Les étiquettes
Fleur est douce.
Rose est une fonceuse.
Fleur est timide.
Rose a un sacré caractère.
Fleur est angoissée.
Rose nous mène par le bout du nez.
Fleur est très scolaire.
Rose a du mal à être sage à l'école.
Fleur écoute bien.
Rose est difficile.
Fleur est maladroite.
Rose nous teste.
Ces phrases nous les entendons tous les jours. Nous les prononçons parfois aussi.
Elles sont différentes c'est un fait. Depuis le début. Fleur était un bébé qui contemplait. Rose un bébé qui bougeait. Fleur est plus câline, Rose plus indépendante. Fleur attend notre accord, Rose se sert.

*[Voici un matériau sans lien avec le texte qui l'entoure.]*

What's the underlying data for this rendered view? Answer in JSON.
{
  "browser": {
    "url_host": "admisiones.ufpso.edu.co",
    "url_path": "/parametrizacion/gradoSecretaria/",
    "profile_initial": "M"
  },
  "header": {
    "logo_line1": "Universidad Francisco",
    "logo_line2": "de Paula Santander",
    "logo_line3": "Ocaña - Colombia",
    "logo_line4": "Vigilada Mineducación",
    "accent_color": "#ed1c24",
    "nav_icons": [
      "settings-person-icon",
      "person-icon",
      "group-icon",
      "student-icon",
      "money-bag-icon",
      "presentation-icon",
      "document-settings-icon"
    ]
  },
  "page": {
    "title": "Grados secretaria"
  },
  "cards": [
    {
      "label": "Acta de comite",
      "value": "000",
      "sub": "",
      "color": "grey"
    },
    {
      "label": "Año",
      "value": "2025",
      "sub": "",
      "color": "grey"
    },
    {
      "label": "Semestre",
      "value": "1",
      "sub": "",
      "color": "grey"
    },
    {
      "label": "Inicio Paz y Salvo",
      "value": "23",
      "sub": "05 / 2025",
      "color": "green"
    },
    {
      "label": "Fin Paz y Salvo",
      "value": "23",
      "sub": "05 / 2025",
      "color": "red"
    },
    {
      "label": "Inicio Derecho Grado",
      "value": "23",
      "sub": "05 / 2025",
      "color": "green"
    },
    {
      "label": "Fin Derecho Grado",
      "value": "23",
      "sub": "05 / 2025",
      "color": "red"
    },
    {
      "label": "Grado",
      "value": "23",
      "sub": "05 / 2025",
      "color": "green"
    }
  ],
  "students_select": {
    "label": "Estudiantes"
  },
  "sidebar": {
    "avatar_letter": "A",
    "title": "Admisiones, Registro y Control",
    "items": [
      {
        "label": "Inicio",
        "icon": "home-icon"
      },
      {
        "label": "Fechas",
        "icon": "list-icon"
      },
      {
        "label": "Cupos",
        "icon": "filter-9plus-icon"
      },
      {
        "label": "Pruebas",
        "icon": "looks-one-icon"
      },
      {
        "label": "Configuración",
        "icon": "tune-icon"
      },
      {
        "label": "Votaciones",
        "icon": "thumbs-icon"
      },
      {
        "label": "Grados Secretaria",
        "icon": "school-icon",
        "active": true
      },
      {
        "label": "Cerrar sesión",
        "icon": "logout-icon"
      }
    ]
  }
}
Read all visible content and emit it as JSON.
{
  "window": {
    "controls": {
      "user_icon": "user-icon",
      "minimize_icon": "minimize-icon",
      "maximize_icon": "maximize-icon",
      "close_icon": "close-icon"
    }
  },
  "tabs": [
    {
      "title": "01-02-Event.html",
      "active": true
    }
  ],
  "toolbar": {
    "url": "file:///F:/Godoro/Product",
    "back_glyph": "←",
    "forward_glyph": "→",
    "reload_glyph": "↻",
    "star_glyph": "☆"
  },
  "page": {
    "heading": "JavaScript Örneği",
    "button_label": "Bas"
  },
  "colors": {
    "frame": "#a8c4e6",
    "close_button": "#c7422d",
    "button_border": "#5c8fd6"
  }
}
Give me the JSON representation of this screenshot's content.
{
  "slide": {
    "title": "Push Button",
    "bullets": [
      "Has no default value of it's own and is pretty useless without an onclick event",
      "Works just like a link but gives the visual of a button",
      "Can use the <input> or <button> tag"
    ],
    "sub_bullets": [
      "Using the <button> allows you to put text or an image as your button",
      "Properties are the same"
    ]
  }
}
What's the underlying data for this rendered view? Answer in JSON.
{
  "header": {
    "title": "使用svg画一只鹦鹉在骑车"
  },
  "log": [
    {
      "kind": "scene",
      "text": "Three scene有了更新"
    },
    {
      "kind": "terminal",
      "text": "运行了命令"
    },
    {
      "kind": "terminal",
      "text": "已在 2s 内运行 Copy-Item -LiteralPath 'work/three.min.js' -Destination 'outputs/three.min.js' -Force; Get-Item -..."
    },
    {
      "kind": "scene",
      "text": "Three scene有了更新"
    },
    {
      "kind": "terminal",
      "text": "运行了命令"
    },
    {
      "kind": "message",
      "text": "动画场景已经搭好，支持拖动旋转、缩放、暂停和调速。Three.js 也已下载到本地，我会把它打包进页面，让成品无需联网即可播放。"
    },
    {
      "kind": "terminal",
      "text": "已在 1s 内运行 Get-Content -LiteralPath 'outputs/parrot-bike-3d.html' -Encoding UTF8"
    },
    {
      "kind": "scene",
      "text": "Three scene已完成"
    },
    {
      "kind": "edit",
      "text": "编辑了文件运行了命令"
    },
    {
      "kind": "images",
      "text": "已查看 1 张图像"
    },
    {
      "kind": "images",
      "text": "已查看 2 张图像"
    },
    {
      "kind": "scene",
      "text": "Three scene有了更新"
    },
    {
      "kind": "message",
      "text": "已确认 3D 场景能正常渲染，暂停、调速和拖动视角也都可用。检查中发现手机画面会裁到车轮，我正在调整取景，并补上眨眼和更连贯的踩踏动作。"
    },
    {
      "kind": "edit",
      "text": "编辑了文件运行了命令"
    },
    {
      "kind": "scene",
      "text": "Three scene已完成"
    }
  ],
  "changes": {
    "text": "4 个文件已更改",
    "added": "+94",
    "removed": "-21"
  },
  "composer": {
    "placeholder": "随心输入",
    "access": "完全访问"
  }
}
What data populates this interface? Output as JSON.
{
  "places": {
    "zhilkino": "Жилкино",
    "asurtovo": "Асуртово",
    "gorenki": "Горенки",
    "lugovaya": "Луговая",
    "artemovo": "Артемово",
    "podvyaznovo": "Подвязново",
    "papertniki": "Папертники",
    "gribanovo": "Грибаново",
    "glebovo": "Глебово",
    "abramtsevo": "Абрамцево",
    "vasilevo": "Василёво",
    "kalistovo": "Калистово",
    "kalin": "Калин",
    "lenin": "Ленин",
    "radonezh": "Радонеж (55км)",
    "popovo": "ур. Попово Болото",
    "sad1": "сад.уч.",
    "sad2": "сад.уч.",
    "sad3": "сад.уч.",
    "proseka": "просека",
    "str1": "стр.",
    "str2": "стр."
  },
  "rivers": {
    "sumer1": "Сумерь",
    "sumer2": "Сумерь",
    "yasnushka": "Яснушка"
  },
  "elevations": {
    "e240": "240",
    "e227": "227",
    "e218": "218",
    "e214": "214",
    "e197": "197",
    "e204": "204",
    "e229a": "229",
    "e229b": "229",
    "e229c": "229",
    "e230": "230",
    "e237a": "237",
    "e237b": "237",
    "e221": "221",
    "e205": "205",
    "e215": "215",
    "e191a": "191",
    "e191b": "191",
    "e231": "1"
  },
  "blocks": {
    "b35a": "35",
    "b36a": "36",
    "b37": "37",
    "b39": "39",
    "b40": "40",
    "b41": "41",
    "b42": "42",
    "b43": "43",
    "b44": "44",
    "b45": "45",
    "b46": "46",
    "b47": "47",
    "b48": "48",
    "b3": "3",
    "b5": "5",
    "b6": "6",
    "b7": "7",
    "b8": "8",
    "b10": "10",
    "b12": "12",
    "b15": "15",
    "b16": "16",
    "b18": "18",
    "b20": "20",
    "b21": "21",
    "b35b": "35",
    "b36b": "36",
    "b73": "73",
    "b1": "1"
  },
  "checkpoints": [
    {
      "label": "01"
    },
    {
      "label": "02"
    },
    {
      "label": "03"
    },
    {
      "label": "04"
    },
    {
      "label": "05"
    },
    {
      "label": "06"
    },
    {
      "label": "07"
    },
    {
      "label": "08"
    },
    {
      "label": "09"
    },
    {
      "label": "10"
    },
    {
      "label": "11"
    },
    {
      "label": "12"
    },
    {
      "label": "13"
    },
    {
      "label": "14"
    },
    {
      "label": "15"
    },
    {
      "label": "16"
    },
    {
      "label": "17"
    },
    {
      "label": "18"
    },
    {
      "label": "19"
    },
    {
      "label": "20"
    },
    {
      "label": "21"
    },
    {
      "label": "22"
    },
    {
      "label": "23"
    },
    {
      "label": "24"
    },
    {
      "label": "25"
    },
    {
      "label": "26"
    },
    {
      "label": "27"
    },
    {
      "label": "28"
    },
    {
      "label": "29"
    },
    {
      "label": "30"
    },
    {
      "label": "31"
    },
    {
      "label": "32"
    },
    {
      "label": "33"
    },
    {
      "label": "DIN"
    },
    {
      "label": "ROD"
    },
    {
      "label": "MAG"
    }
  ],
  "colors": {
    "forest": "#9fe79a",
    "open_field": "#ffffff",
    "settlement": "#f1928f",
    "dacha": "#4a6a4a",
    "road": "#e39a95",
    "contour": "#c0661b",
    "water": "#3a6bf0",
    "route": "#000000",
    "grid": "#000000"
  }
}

Elle sont différentes, certes. Mais ce qui change vraiment, c'est notre regard sur elles.
Quand Fleur est punie à l'école, chacun s'interroge : "mais que s'est-il passé pour qu'une enfant aussi sage fasse une bêtise?"
Quand Rose est punie à l'école, chacun renchérit : "Fallait s'y attendre. Elles vont rigoler les maîtresses avec elle!" (et concrètement depuis le début de l'année scolaire Rose n'a été désagréable à l'école que 2 fois, 2 fois que toute la famille rabache comme si c'était une enfant terrible dont les enseignants ne venaient pas à bout!)
Quand Fleur fait tomber un verre, nous levons les yeux au ciel "elle a deux mains gauches cette petite."
Quand Rose fait tomber un verre, nous la grondons "Arrête de faire des bêtises!".
Parfois je me demande si elles sont vraiment si différentes. Si la vraie différence ce n'est pas une différence d'étiquette.
Parce que Fleur était un bébé câlin et peu moteur (elle a commencé à s'asseoir à 9 mois), nous l'avons toujours considérée comme une petite fille douce et calme.
Parce que Rose était un bébé qui pleurait beaucoup, qui dormait peu, qui se déplaçait à 6 mois et montait sur les meubles à 9, nous l'avons toujours considérée comme une petite fille fonceuse et un peu difficile. Difficile pour qui me direz-vous? difficile pour nous, pour moi qui n'ait pas dormi une seule nuit complète en 2 ans et qui enchaîne encore rarement plus de trois nuits sans interruption. Difficile pour des parents trop fatigués pour être patients.
Elles sont différentes. Et nous sommes différents.
Elles sont uniques et c'est là l'essentiel.